2. You will find hair in places you didn’t even know grew hair.
Okay, well you might have known they grew hair but by the time you are done with your trip, braids can start to happen. It’s not that you don’t shave — you still do — but what used to be a weekly thing turns into a I-give-no-fucks as you quickly realize that everyone around is pretty much in the same boat. But I can also tell you, the feeling of cutting down the forest once in a while helps in 45 degree weather and does encourage the feeling of civilization despite the fact you understand basically nothing of what said civilization is saying.
3. Sleep when you are dead.
You will not sleep. If you do you, well, you suck. You can sleep when you are dead. You will get up early to make the free hostel breakfast and stock up on free bread for lunch then you will walk for about 6 hours, come back to the hostel to hang out and eventually start drinking. Before you even know it, you are walking on all fours into your hostel room, somehow make it into the top bunk without interrupting the kind and ever so sober people participating in coitus below you, and you will fall asleep to the rocking of the bunk bed only to wake up four hours later. And repeat.
4. Your definition of “Clean Clothes” changes very quickly.
When you have about 4 t-shirts with you and what seems to be about no other clothes, you will soon discover that what you used to think smelled like dead fish and needed to go into the laundry could in reality just be doused in a little bit of perfume.
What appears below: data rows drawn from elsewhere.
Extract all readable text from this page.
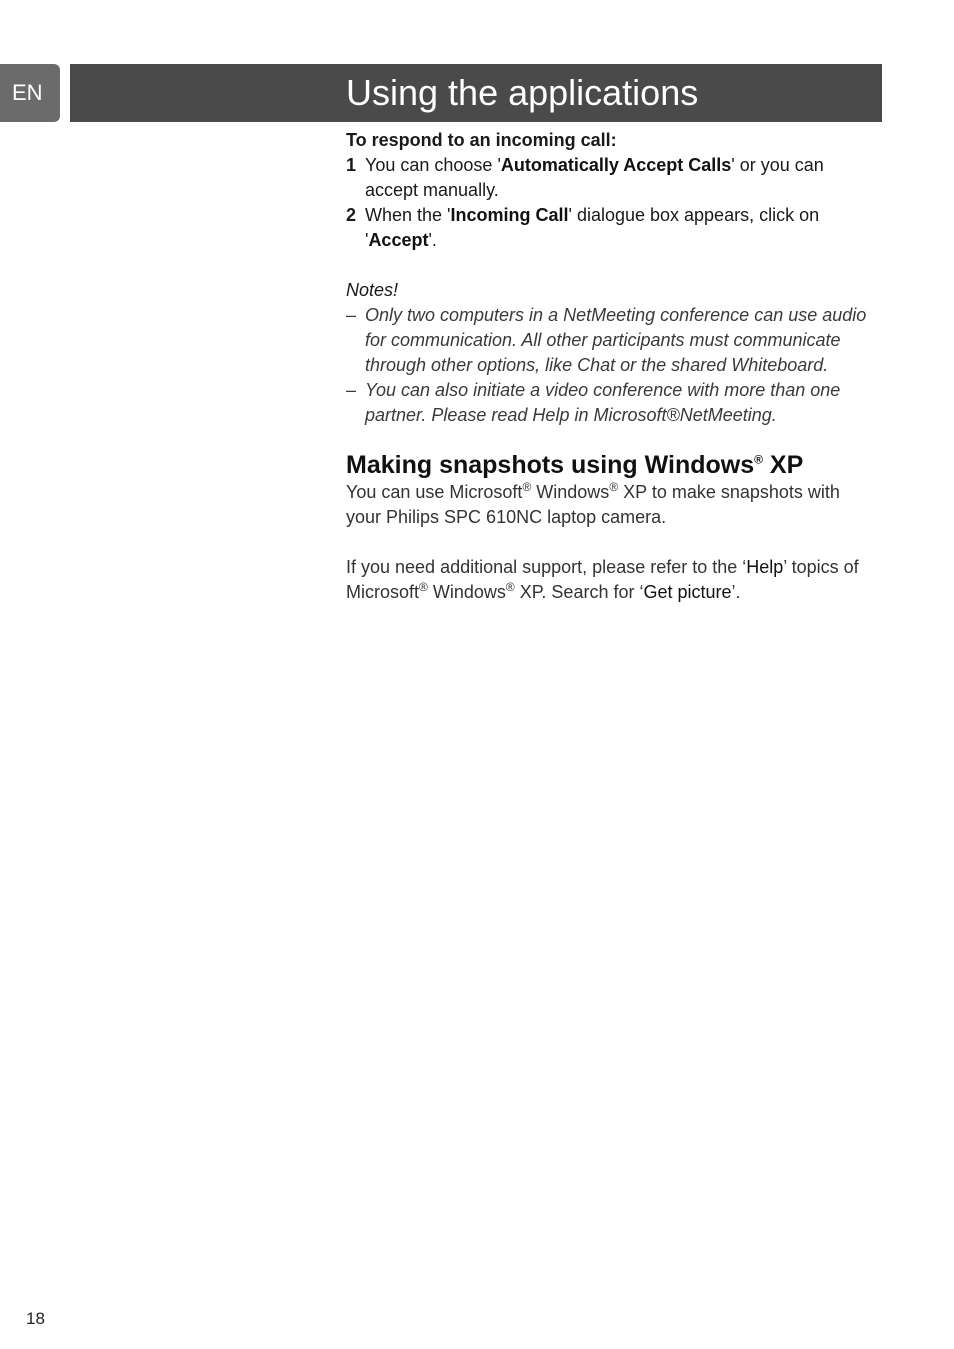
EN	Using the applications

To respond to an incoming call:

1 You can choose 'Automatically Accept Calls' or you can accept manually.
2 When the 'Incoming Call' dialogue box appears, click on 'Accept'.
Notes!
– Only two computers in a NetMeeting conference can use audio for communication. All other participants must communicate through other options, like Chat or the shared Whiteboard.
– You can also initiate a video conference with more than one partner. Please read Help in Microsoft®NetMeeting.
Making snapshots using Windows® XP
You can use Microsoft® Windows® XP to make snapshots with your Philips SPC 610NC laptop camera.
If you need additional support, please refer to the ‘Help’ topics of Microsoft® Windows® XP. Search for ‘Get picture’.
18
Tank tops don’t get as gross as t-shirts and everyone sees sweat-stains on grey. The ticker on laundry time comes from when you flipped your last pair of underwear and the plus one when you really just wanted to air out.
5. You will never say as many good-byes.
You will meet people and spend every second of a week with them. They will become your best friend when your relationship back home breaks apart, you will hold their hair while Mr. Jose Cuervo makes a reappearance, you will bond over that one annoying know-it-all and you will get lost in random streets together. But eventually you’ll go this way and they’ll go that way. Keeping in touch with everyone you meet is almost impossible but there will always be those few with whom you stay close. Some people come and visit and stay in your life but more likely you don’t know if you’ll ever see them again. In all seriousness, this just sucks hairy balls.
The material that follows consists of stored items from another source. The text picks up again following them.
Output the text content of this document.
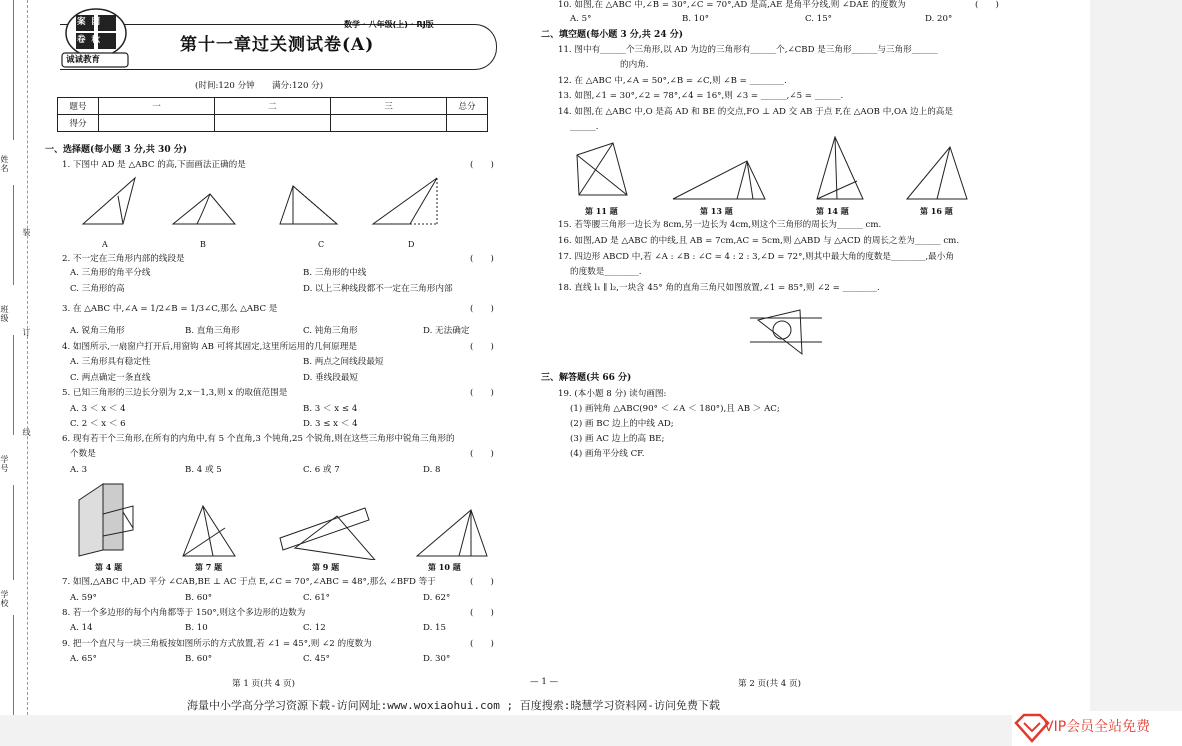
姓名
装
班级
订
线
学号
学校
案团
卷秋
诚诚教育
数学 · 八年级(上) · RJ版
第十一章过关测试卷(A)
(时间:120 分钟　　满分:120 分)
题号	一	二	三	总分
得分				
一、选择题(每小题 3 分,共 30 分)
1. 下图中 AD 是 △ABC 的高,下面画法正确的是	(　　)
A	B	C	D
2. 不一定在三角形内部的线段是	(　　)
A. 三角形的角平分线	B. 三角形的中线
C. 三角形的高	D. 以上三种线段都不一定在三角形内部
3. 在 △ABC 中,∠A = 1/2∠B = 1/3∠C,那么 △ABC 是	(　　)
A. 锐角三角形	B. 直角三角形	C. 钝角三角形	D. 无法确定
4. 如图所示,一扇窗户打开后,用窗钩 AB 可将其固定,这里所运用的几何原理是	(　　)
A. 三角形具有稳定性	B. 两点之间线段最短
C. 两点确定一条直线	D. 垂线段最短
5. 已知三角形的三边长分别为 2,x－1,3,则 x 的取值范围是	(　　)
A. 3 ＜ x ＜ 4	B. 3 ＜ x ≤ 4
C. 2 ＜ x ＜ 6	D. 3 ≤ x ＜ 4
6. 现有若干个三角形,在所有的内角中,有 5 个直角,3 个钝角,25 个锐角,则在这些三角形中锐角三角形的
个数是	(　　)
A. 3	B. 4 或 5	C. 6 或 7	D. 8
第 4 题	第 7 题	第 9 题	第 10 题
7. 如图,△ABC 中,AD 平分 ∠CAB,BE ⊥ AC 于点 E,∠C = 70°,∠ABC = 48°,那么 ∠BFD 等于	(　　)
A. 59°	B. 60°	C. 61°	D. 62°
8. 若一个多边形的每个内角都等于 150°,则这个多边形的边数为	(　　)
A. 14	B. 10	C. 12	D. 15
9. 把一个直尺与一块三角板按如图所示的方式放置,若 ∠1 = 45°,则 ∠2 的度数为	(　　)
A. 65°	B. 60°	C. 45°	D. 30°
10. 如图,在 △ABC 中,∠B = 30°,∠C = 70°,AD 是高,AE 是角平分线,则 ∠DAE 的度数为	(　　)
A. 5°	B. 10°	C. 15°	D. 20°
二、填空题(每小题 3 分,共 24 分)
11. 图中有______个三角形,以 AD 为边的三角形有______个,∠CBD 是三角形______与三角形______
的内角.
12. 在 △ABC 中,∠A = 50°,∠B = ∠C,则 ∠B = ________.
13. 如图,∠1 = 30°,∠2 = 78°,∠4 = 16°,则 ∠3 = ______,∠5 = ______.
14. 如图,在 △ABC 中,O 是高 AD 和 BE 的交点,FO ⊥ AD 交 AB 于点 F,在 △AOB 中,OA 边上的高是
______.
第 11 题	第 13 题	第 14 题	第 16 题
15. 若等腰三角形一边长为 8cm,另一边长为 4cm,则这个三角形的周长为______ cm.
16. 如图,AD 是 △ABC 的中线,且 AB = 7cm,AC = 5cm,则 △ABD 与 △ACD 的周长之差为______ cm.
17. 四边形 ABCD 中,若 ∠A : ∠B : ∠C = 4 : 2 : 3,∠D = 72°,则其中最大角的度数是________,最小角
的度数是________.
18. 直线 l₁ ∥ l₂,一块含 45° 角的直角三角尺如图放置,∠1 = 85°,则 ∠2 = ________.
三、解答题(共 66 分)
19. (本小题 8 分) 读句画图:
(1) 画钝角 △ABC(90° ＜ ∠A ＜ 180°),且 AB ＞ AC;
(2) 画 BC 边上的中线 AD;
(3) 画 AC 边上的高 BE;
(4) 画角平分线 CF.
第 1 页(共 4 页)	— 1 —	第 2 页(共 4 页)
海量中小学高分学习资源下载-访问网址:www.woxiaohui.com ; 百度搜索:晓慧学习资料网-访问免费下载
VIP会员全站免费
6. When you go home, everyone will want to slap you.
No one will understand your obsession with a certain song or why you are still talking to someone who lives on the other side of the world, pictures and stories get old after a while and you’re going to have to return to whatever the real world is. It’s here that you get to decide what your “real world is”. If Kayak Explore is your homepage, I’m guessing that for you the real world isn’t the little bubble you built for yourself over twenty something years, and you’ll go back. (Just where “back” is, is up to you. That’s the beauty of backpacking. You can always pick somewhere new to discover.)